Bang!

Raymond stretched his thumb and forefinger as far apart as he could.  His other fingers curled tight into his palm like he’d seen the big kids do.  Bang!, he said.  Raymond knew, the way a big person picks up that it’s going to rain simply by stepping outside and sniffing the air, that guns were bad.  He also knew that guns meant honor, respect, women, money.  He saw all this in his father, a man too young for rearing a young son, no time for walks, hand in hand, to share and teach and set paths for the future.

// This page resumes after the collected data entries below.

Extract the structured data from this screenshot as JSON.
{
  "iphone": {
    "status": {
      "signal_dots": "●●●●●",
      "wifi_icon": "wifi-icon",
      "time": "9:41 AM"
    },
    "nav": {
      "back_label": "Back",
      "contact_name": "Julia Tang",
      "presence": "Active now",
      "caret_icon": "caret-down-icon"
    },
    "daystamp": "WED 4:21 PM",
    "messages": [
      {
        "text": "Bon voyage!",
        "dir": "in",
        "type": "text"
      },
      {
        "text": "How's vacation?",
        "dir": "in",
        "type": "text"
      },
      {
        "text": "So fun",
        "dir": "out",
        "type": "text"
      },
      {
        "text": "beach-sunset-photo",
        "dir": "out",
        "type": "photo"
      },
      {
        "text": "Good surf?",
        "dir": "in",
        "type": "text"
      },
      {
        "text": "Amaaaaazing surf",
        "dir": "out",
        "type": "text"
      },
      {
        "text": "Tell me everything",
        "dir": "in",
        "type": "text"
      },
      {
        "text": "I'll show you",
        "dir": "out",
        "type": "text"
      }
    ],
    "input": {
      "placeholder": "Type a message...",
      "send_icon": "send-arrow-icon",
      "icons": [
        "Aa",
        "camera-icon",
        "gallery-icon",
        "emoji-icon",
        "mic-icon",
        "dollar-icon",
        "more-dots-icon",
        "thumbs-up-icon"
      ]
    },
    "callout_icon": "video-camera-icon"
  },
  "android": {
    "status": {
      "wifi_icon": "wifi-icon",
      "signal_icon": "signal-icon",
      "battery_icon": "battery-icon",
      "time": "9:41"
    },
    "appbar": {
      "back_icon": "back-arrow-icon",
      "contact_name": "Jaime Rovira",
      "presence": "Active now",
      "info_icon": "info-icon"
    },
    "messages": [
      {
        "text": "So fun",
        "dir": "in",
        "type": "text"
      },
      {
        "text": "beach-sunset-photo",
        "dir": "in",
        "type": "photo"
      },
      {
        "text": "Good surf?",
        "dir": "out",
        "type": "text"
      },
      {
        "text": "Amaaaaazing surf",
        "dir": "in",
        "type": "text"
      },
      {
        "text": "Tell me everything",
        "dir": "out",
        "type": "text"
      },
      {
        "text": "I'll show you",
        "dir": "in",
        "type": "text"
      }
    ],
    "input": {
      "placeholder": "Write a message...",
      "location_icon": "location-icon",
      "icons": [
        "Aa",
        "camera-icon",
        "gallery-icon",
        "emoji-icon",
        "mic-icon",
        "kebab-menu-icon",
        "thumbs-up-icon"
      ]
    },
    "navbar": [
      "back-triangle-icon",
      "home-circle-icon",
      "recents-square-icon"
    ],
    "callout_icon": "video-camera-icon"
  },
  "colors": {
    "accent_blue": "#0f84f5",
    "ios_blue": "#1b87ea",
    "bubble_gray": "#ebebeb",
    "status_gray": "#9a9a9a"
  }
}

Kenny held us son up, make no mistake.  The child was ignored until he learned it was a son inside her.  He heard the legacy of his name, son, respect.  He’d teach him to hustle.  It was his right as a man to rear a son into his army.  Teach him to bite first and ask questions after.  The mother, a cherished vessel, had since been tossed away into a pile of women too smart, too demanding to scrape out a life from the muddy black waters that permeated everything he knew.

Kenny took him shooting, his son, handed him all that power and sleek metal and asked him to hold still, train his eyes on his target, pull the trigger, fire licking the muzzle.  Bang!

Now, Raymond eyed his work through the opening created by a stretched thumb and forefinger.  He waited, listening for coyotes and phantoms in the distance.  Waited to strike.